The Little Red Riding Hood Review

Posted by on May 1, 2011

The Adventures of Little Red Riding Hood

Presented by the Yale Children’s Theater through May 1 at Dwight Hall, 67 High Street, on the Yale campus. Produced by Ethan Jefferson and Kyle vanLeer. Written and directed by Deborah Garcia and Cassandra Kildow. Performed by Bianca Rodriguez (Little Red), Cooper Wilhelm (Wolf, Emily Howell (Hansel), Jessica Norton (Gretel), Joie Chen (Pigglesworth), Katelynn Clement (Piggy Sue), Dylan Morris (Pork Chop) and Deborah Garcia (Witch).

 

More genuinely troupe-like than a lot of the clicquey Yale undergrad theater groups, the Yale Children’s Theater has always had a finely calibrated anti-indulgence meter, which is what really sets them apart from a lot of their thespian classmates.

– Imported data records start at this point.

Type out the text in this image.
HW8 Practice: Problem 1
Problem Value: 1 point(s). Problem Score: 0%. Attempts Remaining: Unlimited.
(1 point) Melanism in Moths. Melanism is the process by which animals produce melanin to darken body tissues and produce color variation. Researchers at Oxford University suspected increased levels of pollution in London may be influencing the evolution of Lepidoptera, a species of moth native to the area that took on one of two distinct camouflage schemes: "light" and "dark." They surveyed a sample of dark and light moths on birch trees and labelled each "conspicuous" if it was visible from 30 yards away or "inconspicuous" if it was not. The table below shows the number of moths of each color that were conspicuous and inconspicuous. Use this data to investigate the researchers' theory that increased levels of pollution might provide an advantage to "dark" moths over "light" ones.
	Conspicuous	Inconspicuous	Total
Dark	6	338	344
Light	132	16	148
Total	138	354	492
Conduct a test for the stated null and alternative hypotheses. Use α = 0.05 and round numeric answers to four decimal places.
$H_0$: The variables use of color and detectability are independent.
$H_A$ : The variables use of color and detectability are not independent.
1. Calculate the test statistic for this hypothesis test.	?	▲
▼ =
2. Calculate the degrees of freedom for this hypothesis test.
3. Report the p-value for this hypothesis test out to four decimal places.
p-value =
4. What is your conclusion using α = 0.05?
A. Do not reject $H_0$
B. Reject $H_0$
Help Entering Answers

The YCT’s mission is to entertain children. They do this cleverly, with a careful guise of casualness, inspiring their young audiences to find the joy in theater. Their openness and friendliness is their hallmark. Each actor has a page of their own in the program, where they can put a game or puzzle. The cast sticks around after the curtain call to sign autographs and engage with the audience. These are wonderful traditions, and I’ve seen how well my own children respond to them.

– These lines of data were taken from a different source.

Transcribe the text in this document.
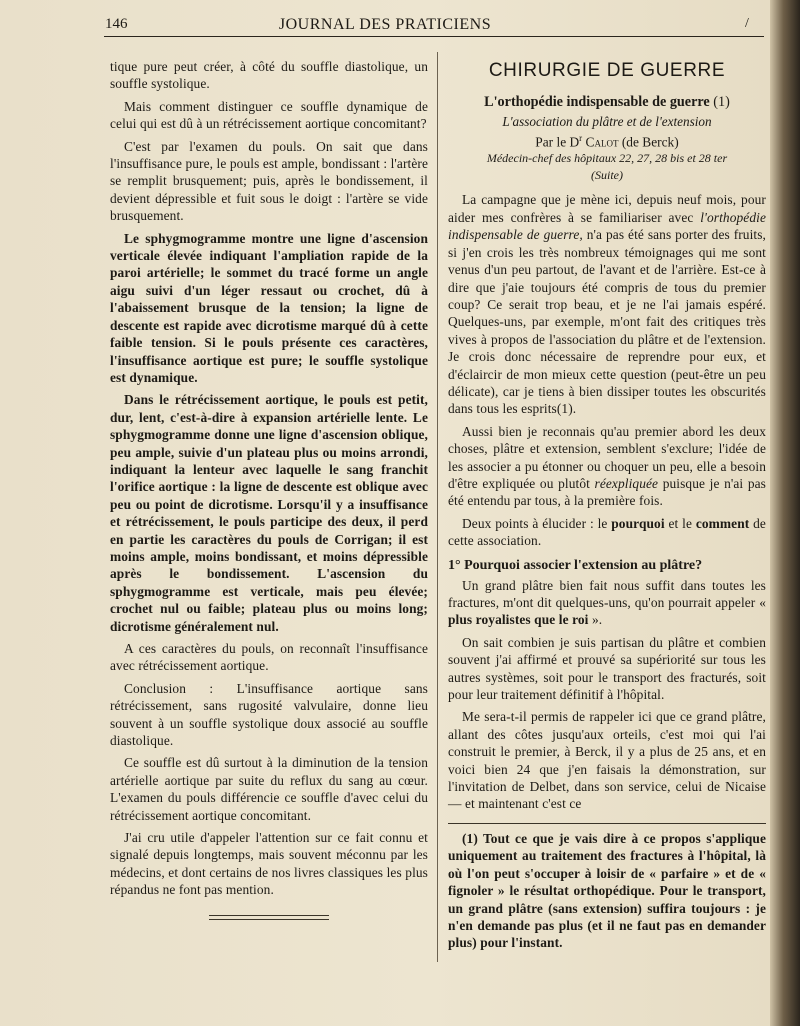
146	JOURNAL DES PRATICIENS	/

tique pure peut créer, à côté du souffle diastolique, un souffle systolique.

Mais comment distinguer ce souffle dynamique de celui qui est dû à un rétrécissement aortique concomitant?

C'est par l'examen du pouls. On sait que dans l'insuffisance pure, le pouls est ample, bondissant : l'artère se remplit brusquement; puis, après le bondissement, il devient dépressible et fuit sous le doigt : l'artère se vide brusquement.

Le sphygmogramme montre une ligne d'ascension verticale élevée indiquant l'ampliation rapide de la paroi artérielle; le sommet du tracé forme un angle aigu suivi d'un léger ressaut ou crochet, dû à l'abaissement brusque de la tension; la ligne de descente est rapide avec dicrotisme marqué dû à cette faible tension. Si le pouls présente ces caractères, l'insuffisance aortique est pure; le souffle systolique est dynamique.

Dans le rétrécissement aortique, le pouls est petit, dur, lent, c'est-à-dire à expansion artérielle lente. Le sphygmogramme donne une ligne d'ascension oblique, peu ample, suivie d'un plateau plus ou moins arrondi, indiquant la lenteur avec laquelle le sang franchit l'orifice aortique : la ligne de descente est oblique avec peu ou point de dicrotisme. Lorsqu'il y a insuffisance et rétrécissement, le pouls participe des deux, il perd en partie les caractères du pouls de Corrigan; il est moins ample, moins bondissant, et moins dépressible après le bondissement. L'ascension du sphygmogramme est verticale, mais peu élevée; crochet nul ou faible; plateau plus ou moins long; dicrotisme généralement nul.

A ces caractères du pouls, on reconnaît l'insuffisance avec rétrécissement aortique.

Conclusion : L'insuffisance aortique sans rétrécissement, sans rugosité valvulaire, donne lieu souvent à un souffle systolique doux associé au souffle diastolique.

Ce souffle est dû surtout à la diminution de la tension artérielle aortique par suite du reflux du sang au cœur. L'examen du pouls différencie ce souffle d'avec celui du rétrécissement aortique concomitant.

J'ai cru utile d'appeler l'attention sur ce fait connu et signalé depuis longtemps, mais souvent méconnu par les médecins, et dont certains de nos livres classiques les plus répandus ne font pas mention.

CHIRURGIE DE GUERRE
L'orthopédie indispensable de guerre (1)
L'association du plâtre et de l'extension
Par le $D^r$ Calot (de Berck)
Médecin-chef des hôpitaux 22, 27, 28 bis et 28 ter
(Suite)

La campagne que je mène ici, depuis neuf mois, pour aider mes confrères à se familiariser avec l'orthopédie indispensable de guerre, n'a pas été sans porter des fruits, si j'en crois les très nombreux témoignages qui me sont venus d'un peu partout, de l'avant et de l'arrière. Est-ce à dire que j'aie toujours été compris de tous du premier coup? Ce serait trop beau, et je ne l'ai jamais espéré. Quelques-uns, par exemple, m'ont fait des critiques très vives à propos de l'association du plâtre et de l'extension. Je crois donc nécessaire de reprendre pour eux, et d'éclaircir de mon mieux cette question (peut-être un peu délicate), car je tiens à bien dissiper toutes les obscurités dans tous les esprits(1).

Aussi bien je reconnais qu'au premier abord les deux choses, plâtre et extension, semblent s'exclure; l'idée de les associer a pu étonner ou choquer un peu, elle a besoin d'être expliquée ou plutôt réexpliquée puisque je n'ai pas été entendu par tous, à la première fois.

Deux points à élucider : le pourquoi et le comment de cette association.

1° Pourquoi associer l'extension au plâtre?

Un grand plâtre bien fait nous suffit dans toutes les fractures, m'ont dit quelques-uns, qu'on pourrait appeler « plus royalistes que le roi ».

On sait combien je suis partisan du plâtre et combien souvent j'ai affirmé et prouvé sa supériorité sur tous les autres systèmes, soit pour le transport des fracturés, soit pour leur traitement définitif à l'hôpital.

Me sera-t-il permis de rappeler ici que ce grand plâtre, allant des côtes jusqu'aux orteils, c'est moi qui l'ai construit le premier, à Berck, il y a plus de 25 ans, et en voici bien 24 que j'en faisais la démonstration, sur l'invitation de Delbet, dans son service, celui de Nicaise — et maintenant c'est ce

(1) Tout ce que je vais dire à ce propos s'applique uniquement au traitement des fractures à l'hôpital, là où l'on peut s'occuper à loisir de « parfaire » et de « fignoler » le résultat orthopédique. Pour le transport, un grand plâtre (sans extension) suffira toujours : je n'en demande pas plus (et il ne faut pas en demander plus) pour l'instant.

I’ve seen at least half a dozen YCT shows in recent years. The Adventures of Little Red Riding Hood is one of the goofier ones, and they can get pretty goofy.

An appearance by Hansel & Gretel in the show’s first scene had me checking my program for the show’s title, but “Little Red” (who is off to grandma’s alone because “Mom is really busy writing legal briefs”) shows up soon after, pursued by a “wolf” in a lounge jacket and fur-eared fedora. In his anguished flight, Little Red finds herself aiding the three little pigs: Pigglesworth (the clever one), Piggy Sue (the vain girly one: “Don’t forget to moisturize!”) and Pork Chop (a calculator-punching geek who, when the wolf fails to huff and puff a brick house to smithereens, deems it “a victory for science!”). The wolf’s desire to devour Little Red turns out to be a misunderstand, and other acts of violence are similarly understated or lessened—fitting, considering that the show is performed in Dwight Hall, a venue associated with peace and social justice activities for over a century. Instead, there’s a dance-off between the good guys (“Dancing in the Streets”) and baddies (“The Monster Mash).

The staging is frantic, but clear. I once saw a Yale Children’s Theater show where Sherlock Holmes was conjecturing how a villain whom he had yet to catch pulled off a crime; while the detective spoke, the crime was reenacted in flashback. When Holmes wondered aloud how he might apprehend the fiend, a small child (sitting on the floor just a few feet from the actors, in the groundlings-type area that forms at all small-theater kids’ shows) started screaming, over and over “He’s right there! He’s over there!” Some staging techniques which are very effective in other genres of theater don’t fly at all in kids’ shows. Chaotic romps like this, however, are surefire.

Cosmic touches of Sondheim’s Into the Woods notwithstanding, this is definitely for very young audiences—my eight-year-old told me “Daddy, I think I’m getting too old for this” while my six-year-old hung on every word.

 

The final performances of Little Red Riding Hood (as the program calls it; on the website it’s just Little Red) are today, May 1 at 11 a.m. and 1 p.m. A nice follow-up activity might be the May Day celebration on New Haven Green, where local children’s theater impresario Roger Uilhlein will be tossing kids around on a mattress, certified clown/magician The Amazing Andy will perform, and there will be a May Pole ritual.